Now that we know what fellowship is and isn’t, let’s talk about this group getting together.  There isn’t anything wrong with Christians just spending time together for fun and social enjoyment.  However, if you are getting together for the purpose of studying and spiritual growth, it sounds like this group isn’t meeting those goals.

Not Your Church

Thursday, November 05, 2020
     I am a newly-ordained minister.  I want to have a church, but I’m not sure how to build my congregation.  I live the Lord our God with all my heart, and I really have a desire to help people come to know Christ.  How do I build up my church and encourage others to come?

Sincerely,
Graduate

Dear Graduate,

The only advice we can give is to hold very carefully to the Bible pattern, and the congregation will be blessed.  It shouldn’t be your church, and you shouldn’t try and build your congregation – the only church that matters is Christ’s church.  The churches that are pleasing to God are the ones that belong to Him.  The religious world is full of people that try and make churches grow by doing all sorts of things that have nothing to do with New Testament Christianity.  If the congregation strives to use book, chapter, and verse for everything it does ­– it will be a success no matter how many members it has.  You may find the article “Down With Denominationalism” useful, and we also have an article entitled “Finding A Church” that might interest you because it gives the perspective of what the Bible tells people to look for in a congregation.

On My Own Two Feet

Friday, October 30, 2020
     What is the role of a brother in Christ with regard to a sister in Christ who is not his wife, daughter, sister, mother, or any other female family member?  I'm a sister in Christ.  I don't want to be husbanded or fathered.  I just want a brother and a friend, not someone who is trying to manage my life like he does a wife or one of his children.  Shouldn't there be a difference?

Sincerely,
Not Yours

Dear Not Yours,

The Bible teaches that men in the church should treat women in the church like sisters and mothers (depending on their age).  Paul clearly says this in 1 Tim 5:2.  It isn’t the job of a Christian man to manage the lives of all Christian women – frankly, we’ve got enough work just taking care of ourselves!

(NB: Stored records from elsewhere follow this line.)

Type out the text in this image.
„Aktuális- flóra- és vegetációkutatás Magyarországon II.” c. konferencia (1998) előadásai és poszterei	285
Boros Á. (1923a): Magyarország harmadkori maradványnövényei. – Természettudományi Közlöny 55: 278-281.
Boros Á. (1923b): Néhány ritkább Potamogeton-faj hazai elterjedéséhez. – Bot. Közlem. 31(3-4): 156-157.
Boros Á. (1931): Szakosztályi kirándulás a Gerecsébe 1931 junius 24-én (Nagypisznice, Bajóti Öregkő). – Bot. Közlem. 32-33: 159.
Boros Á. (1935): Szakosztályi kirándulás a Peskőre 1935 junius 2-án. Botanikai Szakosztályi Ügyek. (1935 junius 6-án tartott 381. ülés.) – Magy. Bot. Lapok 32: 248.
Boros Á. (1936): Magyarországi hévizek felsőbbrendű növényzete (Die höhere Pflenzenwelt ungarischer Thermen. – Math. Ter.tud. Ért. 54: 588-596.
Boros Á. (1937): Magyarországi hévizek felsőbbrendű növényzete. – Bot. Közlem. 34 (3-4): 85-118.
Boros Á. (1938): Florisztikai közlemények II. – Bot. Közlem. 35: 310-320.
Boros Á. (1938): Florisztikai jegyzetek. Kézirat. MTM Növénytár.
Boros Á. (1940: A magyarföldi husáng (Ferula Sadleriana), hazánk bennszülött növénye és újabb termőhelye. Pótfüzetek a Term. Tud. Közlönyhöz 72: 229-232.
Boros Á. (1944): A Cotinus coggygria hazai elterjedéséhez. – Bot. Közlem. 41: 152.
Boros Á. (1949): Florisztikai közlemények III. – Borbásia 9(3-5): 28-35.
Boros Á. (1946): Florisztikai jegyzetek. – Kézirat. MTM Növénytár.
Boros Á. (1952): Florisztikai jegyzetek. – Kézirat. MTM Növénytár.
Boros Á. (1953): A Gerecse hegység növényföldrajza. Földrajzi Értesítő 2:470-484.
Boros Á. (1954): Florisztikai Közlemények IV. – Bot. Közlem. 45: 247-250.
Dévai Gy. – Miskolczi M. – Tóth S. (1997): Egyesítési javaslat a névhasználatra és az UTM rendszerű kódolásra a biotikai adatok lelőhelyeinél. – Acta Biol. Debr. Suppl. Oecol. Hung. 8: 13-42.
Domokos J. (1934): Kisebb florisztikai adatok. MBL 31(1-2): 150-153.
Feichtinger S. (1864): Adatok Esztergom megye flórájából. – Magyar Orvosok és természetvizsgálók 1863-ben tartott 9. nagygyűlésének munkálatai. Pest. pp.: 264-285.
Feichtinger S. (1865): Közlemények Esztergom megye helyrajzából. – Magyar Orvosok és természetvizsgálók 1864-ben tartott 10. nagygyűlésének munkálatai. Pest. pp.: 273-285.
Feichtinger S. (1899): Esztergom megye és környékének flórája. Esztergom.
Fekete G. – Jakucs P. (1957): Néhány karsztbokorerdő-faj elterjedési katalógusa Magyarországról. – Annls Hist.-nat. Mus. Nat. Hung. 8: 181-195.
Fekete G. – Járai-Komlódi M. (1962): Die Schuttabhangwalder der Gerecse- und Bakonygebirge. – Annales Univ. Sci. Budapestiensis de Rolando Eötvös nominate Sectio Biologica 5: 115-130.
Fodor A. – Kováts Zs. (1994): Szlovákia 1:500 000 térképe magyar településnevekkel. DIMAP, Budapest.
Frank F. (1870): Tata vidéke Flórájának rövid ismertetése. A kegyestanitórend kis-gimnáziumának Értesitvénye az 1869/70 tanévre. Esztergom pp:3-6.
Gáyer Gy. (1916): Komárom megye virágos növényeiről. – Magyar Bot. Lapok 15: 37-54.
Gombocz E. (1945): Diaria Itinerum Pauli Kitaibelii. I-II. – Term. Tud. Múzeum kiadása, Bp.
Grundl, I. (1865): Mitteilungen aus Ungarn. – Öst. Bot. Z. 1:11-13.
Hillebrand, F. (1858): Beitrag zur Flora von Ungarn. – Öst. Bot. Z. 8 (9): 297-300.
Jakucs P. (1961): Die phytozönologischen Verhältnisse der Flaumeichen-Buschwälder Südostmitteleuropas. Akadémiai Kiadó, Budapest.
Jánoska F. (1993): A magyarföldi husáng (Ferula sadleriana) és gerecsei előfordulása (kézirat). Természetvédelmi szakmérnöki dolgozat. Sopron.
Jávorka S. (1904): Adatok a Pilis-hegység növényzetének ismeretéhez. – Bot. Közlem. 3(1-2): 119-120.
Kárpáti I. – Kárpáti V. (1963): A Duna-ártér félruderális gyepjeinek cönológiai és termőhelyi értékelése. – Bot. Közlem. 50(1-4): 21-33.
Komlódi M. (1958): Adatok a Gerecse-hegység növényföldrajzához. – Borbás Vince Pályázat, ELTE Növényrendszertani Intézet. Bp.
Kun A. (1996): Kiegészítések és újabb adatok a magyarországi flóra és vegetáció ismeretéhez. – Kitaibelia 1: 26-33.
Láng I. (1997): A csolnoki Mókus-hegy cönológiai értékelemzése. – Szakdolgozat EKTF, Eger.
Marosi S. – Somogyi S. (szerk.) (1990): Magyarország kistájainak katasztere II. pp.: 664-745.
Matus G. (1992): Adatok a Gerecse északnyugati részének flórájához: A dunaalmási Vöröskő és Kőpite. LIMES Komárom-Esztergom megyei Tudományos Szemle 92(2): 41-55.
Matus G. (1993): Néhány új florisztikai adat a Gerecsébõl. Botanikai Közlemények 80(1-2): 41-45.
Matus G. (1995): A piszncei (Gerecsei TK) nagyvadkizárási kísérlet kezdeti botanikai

We aren’t entirely sure what your complete question is, but it is possible for men and women in the church to have friendships, as long as they are careful to avoid anything inappropriate (1 Thess 5:2).  Both genders in the church are to seek healthy relationships with all Christians… whether male, female, young, or old.

The only people within a congregation who would have a responsibility to “manage” you would be the elders, who are given the task of watching over the saints (1 Pet 5:2).